Welsh Labour, in Government, is to be applauded for recognising these concerns and that urgent and radical reform is necessary if we are to improve the quality and scope of care in Wales and make care work an employment sector of choice. The registration of care workers is a first step in improving the skills and knowledge of care workers. A Fair Work Forum, made up of employers, trades unions and Welsh Government, has been established to address immediate concerns about pay and conditions in private sector care. It is a welcome and pioneering initiative, which it is hoped will lead to sectoral collective bargaining. This is only happening because of Welsh Labour’s social partnership agenda, but there is much work to be done.
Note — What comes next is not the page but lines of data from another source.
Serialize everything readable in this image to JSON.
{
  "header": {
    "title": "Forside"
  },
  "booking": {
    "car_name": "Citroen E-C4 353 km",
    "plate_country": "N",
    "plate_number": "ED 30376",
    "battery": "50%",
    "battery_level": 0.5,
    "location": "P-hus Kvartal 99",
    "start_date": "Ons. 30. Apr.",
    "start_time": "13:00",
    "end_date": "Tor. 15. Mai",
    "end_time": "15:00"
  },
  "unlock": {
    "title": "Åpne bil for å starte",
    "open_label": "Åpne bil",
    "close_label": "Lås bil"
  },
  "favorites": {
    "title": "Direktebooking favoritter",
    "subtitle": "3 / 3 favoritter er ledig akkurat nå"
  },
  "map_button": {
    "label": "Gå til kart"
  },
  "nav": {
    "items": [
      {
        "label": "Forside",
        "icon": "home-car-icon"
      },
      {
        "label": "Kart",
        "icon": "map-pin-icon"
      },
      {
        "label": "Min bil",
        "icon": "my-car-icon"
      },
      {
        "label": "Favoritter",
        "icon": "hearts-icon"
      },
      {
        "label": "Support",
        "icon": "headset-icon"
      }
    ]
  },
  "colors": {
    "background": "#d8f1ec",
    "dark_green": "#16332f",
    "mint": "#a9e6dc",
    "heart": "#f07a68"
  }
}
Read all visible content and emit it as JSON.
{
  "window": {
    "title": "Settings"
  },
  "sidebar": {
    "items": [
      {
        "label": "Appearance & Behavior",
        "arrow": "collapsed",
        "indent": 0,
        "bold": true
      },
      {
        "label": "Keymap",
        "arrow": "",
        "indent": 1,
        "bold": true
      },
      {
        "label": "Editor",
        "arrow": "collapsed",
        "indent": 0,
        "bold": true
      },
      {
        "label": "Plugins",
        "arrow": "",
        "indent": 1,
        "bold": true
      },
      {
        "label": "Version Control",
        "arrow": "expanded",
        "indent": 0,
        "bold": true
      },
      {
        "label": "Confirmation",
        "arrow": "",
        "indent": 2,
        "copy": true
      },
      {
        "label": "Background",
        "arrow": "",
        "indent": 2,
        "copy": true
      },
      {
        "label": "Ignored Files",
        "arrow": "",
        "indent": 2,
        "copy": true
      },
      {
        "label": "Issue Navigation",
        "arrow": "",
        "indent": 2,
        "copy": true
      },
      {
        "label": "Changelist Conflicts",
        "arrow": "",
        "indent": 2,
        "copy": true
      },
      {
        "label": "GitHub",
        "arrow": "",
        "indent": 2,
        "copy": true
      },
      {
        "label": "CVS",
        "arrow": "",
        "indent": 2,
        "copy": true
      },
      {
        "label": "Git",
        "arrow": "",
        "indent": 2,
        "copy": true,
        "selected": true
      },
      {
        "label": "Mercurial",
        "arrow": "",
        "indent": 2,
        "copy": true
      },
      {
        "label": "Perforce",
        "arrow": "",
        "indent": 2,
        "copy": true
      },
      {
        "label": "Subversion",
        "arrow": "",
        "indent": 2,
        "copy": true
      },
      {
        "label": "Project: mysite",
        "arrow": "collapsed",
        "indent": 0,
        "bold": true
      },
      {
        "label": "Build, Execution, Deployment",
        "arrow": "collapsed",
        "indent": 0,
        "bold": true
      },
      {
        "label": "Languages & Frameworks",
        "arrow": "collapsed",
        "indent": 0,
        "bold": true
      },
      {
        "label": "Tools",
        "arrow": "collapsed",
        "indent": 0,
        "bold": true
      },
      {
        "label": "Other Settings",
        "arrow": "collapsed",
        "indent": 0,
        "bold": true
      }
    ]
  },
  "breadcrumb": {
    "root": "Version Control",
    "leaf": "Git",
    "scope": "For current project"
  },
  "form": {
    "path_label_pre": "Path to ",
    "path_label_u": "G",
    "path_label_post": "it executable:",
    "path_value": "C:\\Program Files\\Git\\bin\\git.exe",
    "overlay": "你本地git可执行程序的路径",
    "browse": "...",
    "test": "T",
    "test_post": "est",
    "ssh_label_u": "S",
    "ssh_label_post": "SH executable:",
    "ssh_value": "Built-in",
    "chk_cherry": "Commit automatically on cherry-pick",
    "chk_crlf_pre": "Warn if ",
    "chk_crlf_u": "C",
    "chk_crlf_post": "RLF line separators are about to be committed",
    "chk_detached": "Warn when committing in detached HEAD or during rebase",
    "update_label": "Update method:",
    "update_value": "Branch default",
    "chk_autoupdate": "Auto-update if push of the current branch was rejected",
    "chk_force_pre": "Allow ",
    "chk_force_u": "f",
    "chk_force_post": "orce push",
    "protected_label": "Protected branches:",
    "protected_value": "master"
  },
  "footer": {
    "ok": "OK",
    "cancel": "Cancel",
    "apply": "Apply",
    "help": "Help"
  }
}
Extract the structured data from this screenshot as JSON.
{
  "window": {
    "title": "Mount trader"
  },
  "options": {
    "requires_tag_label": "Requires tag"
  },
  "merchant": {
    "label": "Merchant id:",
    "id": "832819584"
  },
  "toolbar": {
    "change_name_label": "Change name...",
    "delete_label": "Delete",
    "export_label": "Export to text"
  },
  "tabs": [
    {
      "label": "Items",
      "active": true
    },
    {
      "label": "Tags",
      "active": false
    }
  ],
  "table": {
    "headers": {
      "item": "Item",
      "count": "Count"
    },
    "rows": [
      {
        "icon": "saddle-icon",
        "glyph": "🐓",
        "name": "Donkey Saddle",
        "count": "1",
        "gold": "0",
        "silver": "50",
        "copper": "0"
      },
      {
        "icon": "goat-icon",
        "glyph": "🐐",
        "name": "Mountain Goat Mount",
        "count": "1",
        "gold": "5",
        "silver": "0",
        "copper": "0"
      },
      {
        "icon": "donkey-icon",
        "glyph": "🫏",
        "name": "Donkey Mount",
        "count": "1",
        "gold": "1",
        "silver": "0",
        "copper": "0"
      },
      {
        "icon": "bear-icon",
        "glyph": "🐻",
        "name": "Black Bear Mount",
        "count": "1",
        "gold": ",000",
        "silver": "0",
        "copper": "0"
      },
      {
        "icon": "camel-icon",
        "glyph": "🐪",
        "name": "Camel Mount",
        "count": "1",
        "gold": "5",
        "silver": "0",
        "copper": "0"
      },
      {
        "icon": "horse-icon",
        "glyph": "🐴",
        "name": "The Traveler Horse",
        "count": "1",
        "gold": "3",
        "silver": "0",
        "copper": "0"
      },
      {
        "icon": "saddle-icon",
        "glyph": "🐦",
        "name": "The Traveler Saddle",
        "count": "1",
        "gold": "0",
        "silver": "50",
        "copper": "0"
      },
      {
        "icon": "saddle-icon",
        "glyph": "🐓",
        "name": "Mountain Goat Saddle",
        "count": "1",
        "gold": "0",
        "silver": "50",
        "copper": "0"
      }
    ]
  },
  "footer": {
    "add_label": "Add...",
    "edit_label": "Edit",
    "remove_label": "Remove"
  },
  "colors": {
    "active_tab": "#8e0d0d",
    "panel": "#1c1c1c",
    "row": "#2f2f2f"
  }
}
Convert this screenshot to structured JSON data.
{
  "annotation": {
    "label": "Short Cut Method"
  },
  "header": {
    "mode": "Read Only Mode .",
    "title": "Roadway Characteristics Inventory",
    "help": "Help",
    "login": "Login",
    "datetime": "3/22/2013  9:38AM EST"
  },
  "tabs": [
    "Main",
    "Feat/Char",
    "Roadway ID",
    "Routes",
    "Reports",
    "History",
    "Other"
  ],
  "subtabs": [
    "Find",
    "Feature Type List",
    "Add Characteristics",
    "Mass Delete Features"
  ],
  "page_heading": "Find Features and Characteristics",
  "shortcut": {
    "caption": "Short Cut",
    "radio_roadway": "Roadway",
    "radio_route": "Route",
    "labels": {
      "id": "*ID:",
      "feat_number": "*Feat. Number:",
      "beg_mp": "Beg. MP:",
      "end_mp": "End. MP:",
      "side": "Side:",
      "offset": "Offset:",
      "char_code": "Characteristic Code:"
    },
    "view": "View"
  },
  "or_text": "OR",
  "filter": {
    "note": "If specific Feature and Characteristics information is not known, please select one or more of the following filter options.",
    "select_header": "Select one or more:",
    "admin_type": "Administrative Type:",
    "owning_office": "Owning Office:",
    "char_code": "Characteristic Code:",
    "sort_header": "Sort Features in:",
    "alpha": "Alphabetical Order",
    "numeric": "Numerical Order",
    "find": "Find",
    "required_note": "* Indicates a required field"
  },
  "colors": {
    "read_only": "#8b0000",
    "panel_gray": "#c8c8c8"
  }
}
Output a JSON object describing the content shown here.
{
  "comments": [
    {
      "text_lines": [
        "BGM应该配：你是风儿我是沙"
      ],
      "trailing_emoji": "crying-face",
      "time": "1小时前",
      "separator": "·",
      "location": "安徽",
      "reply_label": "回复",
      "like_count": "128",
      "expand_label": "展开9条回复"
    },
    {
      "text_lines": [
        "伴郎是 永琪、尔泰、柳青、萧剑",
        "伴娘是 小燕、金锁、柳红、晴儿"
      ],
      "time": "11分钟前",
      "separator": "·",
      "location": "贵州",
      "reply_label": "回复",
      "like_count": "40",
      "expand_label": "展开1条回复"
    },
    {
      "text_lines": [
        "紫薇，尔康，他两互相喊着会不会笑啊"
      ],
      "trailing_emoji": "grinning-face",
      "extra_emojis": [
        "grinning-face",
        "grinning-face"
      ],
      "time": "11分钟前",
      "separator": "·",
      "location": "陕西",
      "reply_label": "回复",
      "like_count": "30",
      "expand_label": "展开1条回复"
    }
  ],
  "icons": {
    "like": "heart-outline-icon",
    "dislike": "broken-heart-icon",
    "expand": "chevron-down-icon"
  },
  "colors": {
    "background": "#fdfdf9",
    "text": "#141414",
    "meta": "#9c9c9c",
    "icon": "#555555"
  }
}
Whilst addressing these worker issues would be a huge step in the right direction, there are many other matters which will prove difficult to address without a massive injection of funds. Welsh Labour should be proud of its commitment to a publicly provided NHS, yet social care continues with a discredited and dysfunctional privatised model. Too often, we see private sector employers going bust or just stop providing contracted services. Exploitative and complex finance models take millions in public money for profit. Yet employers say they cannot afford decent pay and conditions unless they are given more public money.
Welsh Labour must now apply the same public service ethos that is applied to the NHS to our broken care network. Therefore, in the next Welsh Labour Manifesto, the party should commit to a radical review of funding of social care in Wales. It should use regulation and commissioning to ensure improvements in the living standards and collective voice of care workers as a first step.
And before the end of this term, Welsh Labour should pledge to create a National Care Service, free at the point of use and directly provided by the public sector, which offers a greater scope of support and care for our vulnerable people, of all ages and wherever they are. The erosion of publicly provided care services, including domiciliary care, day centres, must be reversed, to provide networks of support and facilitate lives worth living.